# 2 Week 29 units at Orange Lake West Village $700 week ea



## cassvilleokie (Jun 20, 2018)

Have 2- 2 Bedroom At Orange Lake West 
1 Ck in Saturday July 21 -- Ck out July 28th $700
1 Ck in Sunday July 22 -- Ck out July 29th $700

Please respond here for more info, Orange Lake West Orlando Florida, great location for families to stay while hitting the Parks at Disney World, MGM, Beaches, all the fun stuff as well as many pools, lazy rivers, 80+ acre lake on the property, many other activities to hang out. 

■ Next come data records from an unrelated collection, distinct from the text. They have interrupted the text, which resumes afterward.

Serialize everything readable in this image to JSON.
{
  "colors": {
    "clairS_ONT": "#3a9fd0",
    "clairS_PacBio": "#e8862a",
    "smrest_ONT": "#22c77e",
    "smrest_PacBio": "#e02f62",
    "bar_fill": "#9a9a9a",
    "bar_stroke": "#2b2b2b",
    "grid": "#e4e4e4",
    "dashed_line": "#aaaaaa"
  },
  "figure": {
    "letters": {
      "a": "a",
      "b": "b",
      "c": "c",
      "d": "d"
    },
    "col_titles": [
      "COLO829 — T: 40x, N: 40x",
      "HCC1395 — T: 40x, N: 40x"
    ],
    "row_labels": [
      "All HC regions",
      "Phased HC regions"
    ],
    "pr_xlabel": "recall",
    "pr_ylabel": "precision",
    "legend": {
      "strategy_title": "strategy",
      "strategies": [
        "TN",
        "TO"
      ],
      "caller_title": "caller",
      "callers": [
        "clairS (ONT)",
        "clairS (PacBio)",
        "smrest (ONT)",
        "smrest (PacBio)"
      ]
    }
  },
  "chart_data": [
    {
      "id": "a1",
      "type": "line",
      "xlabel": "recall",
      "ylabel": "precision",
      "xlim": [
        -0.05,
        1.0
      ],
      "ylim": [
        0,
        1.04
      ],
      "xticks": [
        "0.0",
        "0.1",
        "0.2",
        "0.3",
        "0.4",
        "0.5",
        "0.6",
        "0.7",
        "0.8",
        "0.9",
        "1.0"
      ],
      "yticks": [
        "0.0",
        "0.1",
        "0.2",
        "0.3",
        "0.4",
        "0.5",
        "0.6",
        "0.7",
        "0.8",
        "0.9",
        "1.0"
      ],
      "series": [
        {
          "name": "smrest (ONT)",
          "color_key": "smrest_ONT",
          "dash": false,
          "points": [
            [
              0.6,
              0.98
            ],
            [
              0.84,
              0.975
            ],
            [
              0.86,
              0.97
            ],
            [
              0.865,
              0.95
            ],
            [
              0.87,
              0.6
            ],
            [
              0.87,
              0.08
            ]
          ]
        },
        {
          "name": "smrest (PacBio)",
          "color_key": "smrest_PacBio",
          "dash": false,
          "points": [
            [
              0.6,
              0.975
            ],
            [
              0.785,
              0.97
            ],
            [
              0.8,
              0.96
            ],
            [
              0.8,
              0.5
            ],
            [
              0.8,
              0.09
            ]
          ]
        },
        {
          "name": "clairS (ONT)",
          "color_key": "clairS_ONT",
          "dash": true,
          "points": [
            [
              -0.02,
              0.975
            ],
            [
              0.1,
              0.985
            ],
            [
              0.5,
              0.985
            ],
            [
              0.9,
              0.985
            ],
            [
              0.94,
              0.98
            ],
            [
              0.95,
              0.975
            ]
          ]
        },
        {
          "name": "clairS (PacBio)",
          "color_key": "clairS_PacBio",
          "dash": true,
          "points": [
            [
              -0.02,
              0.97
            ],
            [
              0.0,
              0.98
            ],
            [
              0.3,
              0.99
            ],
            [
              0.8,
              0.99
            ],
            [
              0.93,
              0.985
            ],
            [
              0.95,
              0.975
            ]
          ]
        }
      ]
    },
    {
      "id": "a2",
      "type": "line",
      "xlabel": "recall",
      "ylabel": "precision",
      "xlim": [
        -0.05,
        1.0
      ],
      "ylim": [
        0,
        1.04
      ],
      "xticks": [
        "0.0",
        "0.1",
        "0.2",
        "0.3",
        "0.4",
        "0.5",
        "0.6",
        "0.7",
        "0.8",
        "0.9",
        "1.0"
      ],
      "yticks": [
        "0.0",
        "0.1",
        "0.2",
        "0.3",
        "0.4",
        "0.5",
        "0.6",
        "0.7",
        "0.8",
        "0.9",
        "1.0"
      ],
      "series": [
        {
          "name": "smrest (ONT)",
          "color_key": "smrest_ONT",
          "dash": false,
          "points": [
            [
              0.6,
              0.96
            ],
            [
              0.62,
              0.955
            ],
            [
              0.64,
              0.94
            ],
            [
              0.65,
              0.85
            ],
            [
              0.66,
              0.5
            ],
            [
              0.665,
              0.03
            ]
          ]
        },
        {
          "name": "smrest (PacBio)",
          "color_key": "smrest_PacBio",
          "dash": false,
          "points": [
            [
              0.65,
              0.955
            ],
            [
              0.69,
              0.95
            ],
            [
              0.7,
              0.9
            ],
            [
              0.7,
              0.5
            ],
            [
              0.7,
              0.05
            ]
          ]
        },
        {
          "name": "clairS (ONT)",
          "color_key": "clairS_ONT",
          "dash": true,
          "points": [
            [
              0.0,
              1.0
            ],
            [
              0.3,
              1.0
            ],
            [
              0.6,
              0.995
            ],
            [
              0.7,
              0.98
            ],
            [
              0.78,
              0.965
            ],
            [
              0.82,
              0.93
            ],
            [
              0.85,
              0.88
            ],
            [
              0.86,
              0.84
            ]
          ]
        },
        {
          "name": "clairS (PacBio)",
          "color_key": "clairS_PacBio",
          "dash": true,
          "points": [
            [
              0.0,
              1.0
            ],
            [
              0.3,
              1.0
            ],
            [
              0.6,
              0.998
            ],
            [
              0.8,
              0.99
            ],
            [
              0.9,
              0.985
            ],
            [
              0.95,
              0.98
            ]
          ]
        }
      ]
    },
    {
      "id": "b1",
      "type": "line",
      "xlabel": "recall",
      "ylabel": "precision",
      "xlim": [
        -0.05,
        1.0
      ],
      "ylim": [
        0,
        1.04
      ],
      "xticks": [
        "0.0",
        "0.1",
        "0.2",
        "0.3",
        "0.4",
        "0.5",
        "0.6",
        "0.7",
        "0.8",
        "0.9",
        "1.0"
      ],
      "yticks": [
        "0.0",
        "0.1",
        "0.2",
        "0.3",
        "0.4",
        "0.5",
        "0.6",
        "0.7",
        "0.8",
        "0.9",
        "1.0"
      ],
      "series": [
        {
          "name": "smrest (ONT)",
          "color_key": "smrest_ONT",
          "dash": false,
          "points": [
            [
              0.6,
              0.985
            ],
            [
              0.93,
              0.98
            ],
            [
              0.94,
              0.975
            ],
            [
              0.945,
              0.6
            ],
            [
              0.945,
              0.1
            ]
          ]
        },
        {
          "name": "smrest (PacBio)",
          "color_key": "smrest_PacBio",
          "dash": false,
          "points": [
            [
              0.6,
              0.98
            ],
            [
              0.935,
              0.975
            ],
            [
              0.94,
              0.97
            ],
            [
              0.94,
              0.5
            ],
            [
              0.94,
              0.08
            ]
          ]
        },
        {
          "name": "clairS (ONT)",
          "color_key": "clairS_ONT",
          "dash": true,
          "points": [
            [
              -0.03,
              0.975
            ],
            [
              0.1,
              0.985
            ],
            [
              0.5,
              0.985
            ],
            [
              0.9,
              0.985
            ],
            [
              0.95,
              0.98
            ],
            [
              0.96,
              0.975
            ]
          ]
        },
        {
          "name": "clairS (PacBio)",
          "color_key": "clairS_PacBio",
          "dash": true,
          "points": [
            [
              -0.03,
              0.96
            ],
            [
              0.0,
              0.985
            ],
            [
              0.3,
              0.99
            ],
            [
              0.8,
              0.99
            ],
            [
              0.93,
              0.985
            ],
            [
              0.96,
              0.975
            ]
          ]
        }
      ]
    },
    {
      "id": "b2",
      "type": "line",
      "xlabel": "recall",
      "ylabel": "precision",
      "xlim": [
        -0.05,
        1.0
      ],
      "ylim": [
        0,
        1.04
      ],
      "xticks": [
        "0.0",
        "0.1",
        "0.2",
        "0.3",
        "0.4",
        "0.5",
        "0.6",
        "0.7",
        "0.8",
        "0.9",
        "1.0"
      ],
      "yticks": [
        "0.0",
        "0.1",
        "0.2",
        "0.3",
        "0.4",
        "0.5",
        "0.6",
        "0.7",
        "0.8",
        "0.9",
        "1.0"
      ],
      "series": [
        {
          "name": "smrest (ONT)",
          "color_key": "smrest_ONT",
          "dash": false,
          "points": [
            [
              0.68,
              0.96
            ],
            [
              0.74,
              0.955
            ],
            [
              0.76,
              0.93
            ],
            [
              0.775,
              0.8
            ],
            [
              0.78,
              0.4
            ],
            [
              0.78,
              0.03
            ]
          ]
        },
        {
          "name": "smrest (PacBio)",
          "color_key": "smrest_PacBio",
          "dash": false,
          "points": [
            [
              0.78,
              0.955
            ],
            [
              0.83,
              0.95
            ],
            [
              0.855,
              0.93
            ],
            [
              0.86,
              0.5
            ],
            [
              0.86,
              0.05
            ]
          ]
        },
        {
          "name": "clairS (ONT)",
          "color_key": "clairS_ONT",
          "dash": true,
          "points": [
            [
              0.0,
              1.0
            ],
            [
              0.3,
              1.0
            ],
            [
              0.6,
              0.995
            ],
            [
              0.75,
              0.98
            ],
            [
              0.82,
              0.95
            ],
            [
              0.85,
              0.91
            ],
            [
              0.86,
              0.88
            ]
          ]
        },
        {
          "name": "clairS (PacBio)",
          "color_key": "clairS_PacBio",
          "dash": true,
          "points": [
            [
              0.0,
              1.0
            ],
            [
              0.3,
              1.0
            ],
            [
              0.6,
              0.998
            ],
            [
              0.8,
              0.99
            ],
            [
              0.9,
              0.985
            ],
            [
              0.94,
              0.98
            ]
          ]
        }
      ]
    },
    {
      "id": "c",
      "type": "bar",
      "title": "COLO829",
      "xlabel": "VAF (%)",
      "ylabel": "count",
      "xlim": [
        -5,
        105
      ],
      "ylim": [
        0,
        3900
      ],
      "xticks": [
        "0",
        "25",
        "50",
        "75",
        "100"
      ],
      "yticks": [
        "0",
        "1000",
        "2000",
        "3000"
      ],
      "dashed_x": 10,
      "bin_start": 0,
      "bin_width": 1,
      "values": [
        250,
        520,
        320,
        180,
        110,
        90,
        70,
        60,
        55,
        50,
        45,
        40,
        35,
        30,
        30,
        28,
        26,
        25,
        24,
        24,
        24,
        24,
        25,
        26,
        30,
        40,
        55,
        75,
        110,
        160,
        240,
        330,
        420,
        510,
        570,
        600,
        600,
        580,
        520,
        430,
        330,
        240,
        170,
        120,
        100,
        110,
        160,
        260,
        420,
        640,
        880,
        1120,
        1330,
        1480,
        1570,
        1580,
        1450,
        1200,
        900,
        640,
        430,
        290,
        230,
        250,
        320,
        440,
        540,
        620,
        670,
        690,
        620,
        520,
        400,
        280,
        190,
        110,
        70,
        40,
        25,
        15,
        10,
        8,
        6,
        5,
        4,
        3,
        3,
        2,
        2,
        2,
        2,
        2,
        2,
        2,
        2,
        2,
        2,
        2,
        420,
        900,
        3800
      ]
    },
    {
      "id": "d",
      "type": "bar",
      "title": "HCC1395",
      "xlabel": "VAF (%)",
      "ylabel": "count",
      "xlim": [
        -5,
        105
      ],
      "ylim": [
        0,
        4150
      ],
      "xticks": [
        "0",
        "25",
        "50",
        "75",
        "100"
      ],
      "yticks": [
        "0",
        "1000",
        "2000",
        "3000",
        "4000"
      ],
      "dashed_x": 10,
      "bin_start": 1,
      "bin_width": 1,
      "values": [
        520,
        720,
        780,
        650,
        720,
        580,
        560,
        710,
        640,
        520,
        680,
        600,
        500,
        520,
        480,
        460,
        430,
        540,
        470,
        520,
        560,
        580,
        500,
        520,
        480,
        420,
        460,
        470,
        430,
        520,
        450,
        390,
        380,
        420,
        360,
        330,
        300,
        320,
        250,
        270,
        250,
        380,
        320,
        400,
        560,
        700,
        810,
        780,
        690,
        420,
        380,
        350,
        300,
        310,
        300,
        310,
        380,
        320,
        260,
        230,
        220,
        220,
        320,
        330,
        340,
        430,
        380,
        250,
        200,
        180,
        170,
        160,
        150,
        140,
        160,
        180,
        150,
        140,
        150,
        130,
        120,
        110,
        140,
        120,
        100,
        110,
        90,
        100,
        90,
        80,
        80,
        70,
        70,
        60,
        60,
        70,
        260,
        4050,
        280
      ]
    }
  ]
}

https://members.holidayinnclub.com/explore-our-resorts/orange-lake-resort/west-village

Thanks 
BP


----------



## mel and joe (Jun 21, 2018)

cassvilleokie said:


> Have 2- 2 Bedroom At Orange Lake West
> 1 Ck in Saturday July 21 -- Ck out July 28th $700
> 1 Ck in Sunday July 22 -- Ck out July 29th $700
> 
> ...



Hi There,

We would like to book the 2 bed at Orange Lake West for 7/21-7/28 if still available. Please let us know! 

Many Thanks!


----------



## GM600 (Jun 21, 2018)

cassvilleokie said:


> Have 2- 2 Bedroom At Orange Lake West
> 1 Ck in Saturday July 21 -- Ck out July 28th $700
> 1 Ck in Sunday July 22 -- Ck out July 29th $700
> 
> ...


I’m interested if this is still available


----------



## GM600 (Jun 23, 2018)

cassvilleokie said:


> Have 2- 2 Bedroom At Orange Lake West
> 1 Ck in Saturday July 21 -- Ck out July 28th $700
> 1 Ck in Sunday July 22 -- Ck out July 29th $700
> 
> ...


Is this still available. I sent a pm and replied here and haven’t received a response   

Thanks


----------



## cassvilleokie (Jun 25, 2018)

yes it is sorry, was in Branson over the weekend


----------



## cassvilleokie (Jul 5, 2018)

Price Reduced to $500 each week


----------



## Klyn (Jul 7, 2018)

cassvilleokie said:


> Price Reduced to $500 each week


Hi,
Are either of these still available at $500?


----------



## cassvilleokie (Jul 10, 2018)

Yes there are let me know


----------